El autor nos presenta un montón de investigaciones: la del psicólogo Timothy Wilson: en situaciones en las que tenemos mucha experiencia, lo emocional decide mejor que lo racional; en las que no tenemos experiencia alguna, mejor dejarnos llevar por la lógica. ¿Por qué? Por lo que el Nóbel Daniel Kahneman llama “peak-end effect” (efecto de pico y final): nuestra tendencia a juzgar las experiencias pasadas por los momentos más intensos y el resultado final, no por el conjunto. “¿Cómo sabemos cuándo tenemos suficiente experiencia?”, se pregunta Powdthavee. “¿Es cuestión de 10.000 horas?”. La toma de decisiones depende del tiempo y de la buena información.
¿Qué pasaría su hubiera una fórmula científica, una ‘ecuación’ de la felicidad? Hace ya 200 años, el filósofo y economista británico Jeremy Bentham trató de calcular la felicidad. Y en los años 30 del siglo pasado los economistas Lionel Robins y John Hicks trataron de hacer lo mismo. Sin embargo, preguntar a las personas por su felicidad no es científico, por excesivamente subjetivo y por falta de comparación interpersonal. Sin embargo, hay cientos de psicólogos convencidos de que la felicidad es medible. Como en el famoso ‘estudio de las monjas’ de David Snowdon: más del 90% de las que se consideraban felices superaron los 85 años y sólo el 40% de las infelices llegaron a esa edad. Yew-Kwung Ng, filósofo y economista del bienestar, ha demostrado que la utilidad es ordinal, no cardinal. Pasar de 1 a 2, por ejemplo, no es necesariamente el doble.
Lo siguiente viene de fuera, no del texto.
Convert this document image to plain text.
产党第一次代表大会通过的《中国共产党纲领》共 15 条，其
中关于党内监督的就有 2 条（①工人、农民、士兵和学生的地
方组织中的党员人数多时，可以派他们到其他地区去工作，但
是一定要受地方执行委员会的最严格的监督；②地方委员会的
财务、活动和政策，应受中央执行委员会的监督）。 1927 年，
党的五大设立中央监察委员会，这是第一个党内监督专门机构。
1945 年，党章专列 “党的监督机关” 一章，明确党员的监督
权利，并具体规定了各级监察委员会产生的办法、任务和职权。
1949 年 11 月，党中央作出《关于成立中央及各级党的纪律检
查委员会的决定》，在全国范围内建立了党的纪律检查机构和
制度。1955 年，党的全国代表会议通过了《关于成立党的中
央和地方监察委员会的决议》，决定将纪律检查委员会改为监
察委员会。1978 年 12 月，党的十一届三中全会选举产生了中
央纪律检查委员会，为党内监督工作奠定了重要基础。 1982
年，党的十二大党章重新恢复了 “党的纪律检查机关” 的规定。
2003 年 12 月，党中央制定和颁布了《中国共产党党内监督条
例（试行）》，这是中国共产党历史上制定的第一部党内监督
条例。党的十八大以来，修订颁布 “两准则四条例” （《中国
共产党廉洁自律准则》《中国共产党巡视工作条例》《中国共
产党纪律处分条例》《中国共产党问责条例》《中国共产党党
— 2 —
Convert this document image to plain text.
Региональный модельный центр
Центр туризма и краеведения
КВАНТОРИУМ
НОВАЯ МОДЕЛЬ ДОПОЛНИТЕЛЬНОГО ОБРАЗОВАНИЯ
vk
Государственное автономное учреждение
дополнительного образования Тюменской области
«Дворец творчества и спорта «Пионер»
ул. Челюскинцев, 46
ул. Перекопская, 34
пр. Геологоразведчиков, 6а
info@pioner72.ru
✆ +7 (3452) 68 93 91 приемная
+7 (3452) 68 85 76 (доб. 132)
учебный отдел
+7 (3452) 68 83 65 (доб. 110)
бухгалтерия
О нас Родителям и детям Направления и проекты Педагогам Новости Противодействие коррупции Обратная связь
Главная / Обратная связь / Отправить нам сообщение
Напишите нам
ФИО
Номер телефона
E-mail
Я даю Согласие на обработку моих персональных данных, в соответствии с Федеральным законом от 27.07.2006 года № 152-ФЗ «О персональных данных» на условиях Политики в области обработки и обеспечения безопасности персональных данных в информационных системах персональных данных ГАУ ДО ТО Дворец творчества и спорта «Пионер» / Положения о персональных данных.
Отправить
La felicidad y el dinero. Richard Easterlin demostró que menos del 25% de los estadounidenses más pobres se consideran “muy felices”, en tanto que casi la mitad de los más ricos se sienten de lo más felices. Por tanto, el dinero parece que tiene que ver con la felicidad. Sin embargo, el propio Easterlin demostró que en EE UU, con crecimiento de ingresos a lo largo de los últimos 50 años, la gente no es más feliz (es “la paradoja de Easterlin”). La respuesta nos la proporcionó John Stuart Mill: “Los hombres no desean ser ricos, sino ser más ricos que los demás”. Lo que nos enseña la economía conductual es que el dinero proporciona dos motivaciones: el puro consumo y el estatus (las marcas). En el entorno laboral, por ejemplo, los economistas británicos Andrew Oswald y Andrew Clark, con datos de su país en 1991, mostraron que “según los ingresos de los demás” soy más o menos feliz en el trabajo. La economista española Ada Ferre-i-Carbonell (Instituto de Análisis Económico de Barcelona) ha demostrado que los ingresos de otras personas del mismo género, edad y educación me afectan negativamente en mi percepción global de la vida. En definitiva, incrementos en los ingresos familiares acompañados de incrementos en los ingresos de “quienes son como yo” no afectan a la felicidad en absoluto. Es la comparación social, y ocurre en la América más lujosa, en la China rural, en la Sudáfrica post-apartheid, en Iberoamérica o en Rusia.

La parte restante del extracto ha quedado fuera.